Onion, cool video. Were did you find that. I teach Hunters Ed. So I am always looking for tips for the students. Thanks


----------



## Guest

thanks for the link onion. I think I am going to have to try that tonight.


----------



## saugeyeslayer1

awesome link onion you may have saved me some work thanks


----------



## steelmagoo

Good video, I saw that one last year and use that method. Don't wait too long after the squirrel is dead to skin it, it's much easier while he's warm and limber.


----------



## Bassy

memory refresher, watch the video clip in onions post, I dont use the skinner gadget anymore, thanks onion


----------



## Nightprowler

This link might help with teaching this method.
http://www.gutpilestyle.com/ForumSMF/index.php?topic=1968.0


----------



## flthednut

I've been skinning squirrels like that for years.

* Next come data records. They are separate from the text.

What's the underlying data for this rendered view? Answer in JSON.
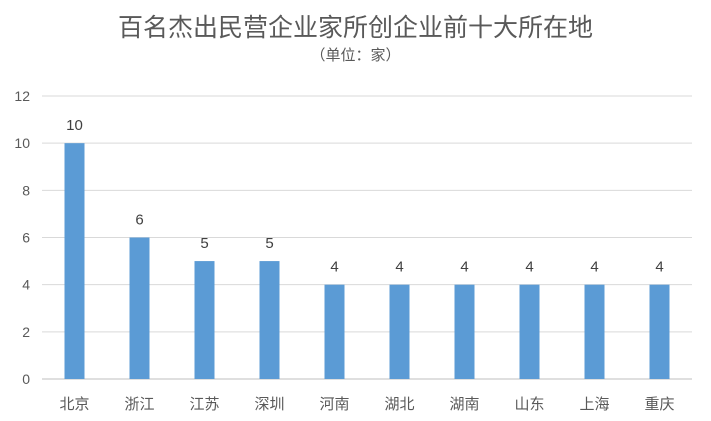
{
  "chart_data": {
    "type": "bar",
    "title": "百名杰出民营企业家所创企业前十大所在地",
    "subtitle": "（单位：家）",
    "categories": [
      "北京",
      "浙江",
      "江苏",
      "深圳",
      "河南",
      "湖北",
      "湖南",
      "山东",
      "上海",
      "重庆"
    ],
    "values": [
      10,
      6,
      5,
      5,
      4,
      4,
      4,
      4,
      4,
      4
    ],
    "ylim": [
      0,
      12
    ],
    "yticks": [
      0,
      2,
      4,
      6,
      8,
      10,
      12
    ],
    "grid": true,
    "bar_color": "#5b9bd5",
    "data_labels": true
  }
}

A real good friend of mines father taught us how to do that when we were kids. I like the Idea of that squirrel skinner so I don't have to bend over so much. I made a board that has some pegs sticking out of it to hold two squirrels at a time. I cut their tails while they hang there and then I take them off and do like the video to pull the hide off.......


----------



## Bluefinn

Good tips. If it's a warm day, is it legal to carry a small softside cooler & clean them right away in the woods. Put them on ice & would be easy to carry. In the past I always gutted them after shooting them & skinned them when I got home . This looks way easier.


----------



## flthednut

I'm sure it is legal to carry a soft sided cooler. I see no difference in that and a game vest. I usally have a 5 gallon bucket with 5 gallon container of fresh clean water that I leave in my truck. I keep a cooler in the truck as well. In almost 40 years of hunting squirrels I have never had to gut them as soon as they were shot. I wait till I get out of the woods and that's where the water, bucket, and cooler come in. I have never had a squirrel go bad. Of course I'm not out from daylight to dark without going back to the truck. I usually will hunt from 1st light till about noon. If I get my limit sooner I'm out of there. But if not, I'll still get out of the woods and clean what I have, put them on Ice. Then I'll have some lunch and go back and try to get what I need to complete that limit. Good luck and happy hunting. !#


----------



## Nightprowler

Here's a squirrel cleaning video that might help.


----------



## One Legged Josh

Man, he wasted alot of that squirrel by throwing out the whole front half. That was like filleting only on side of the fish and tossing the other.


----------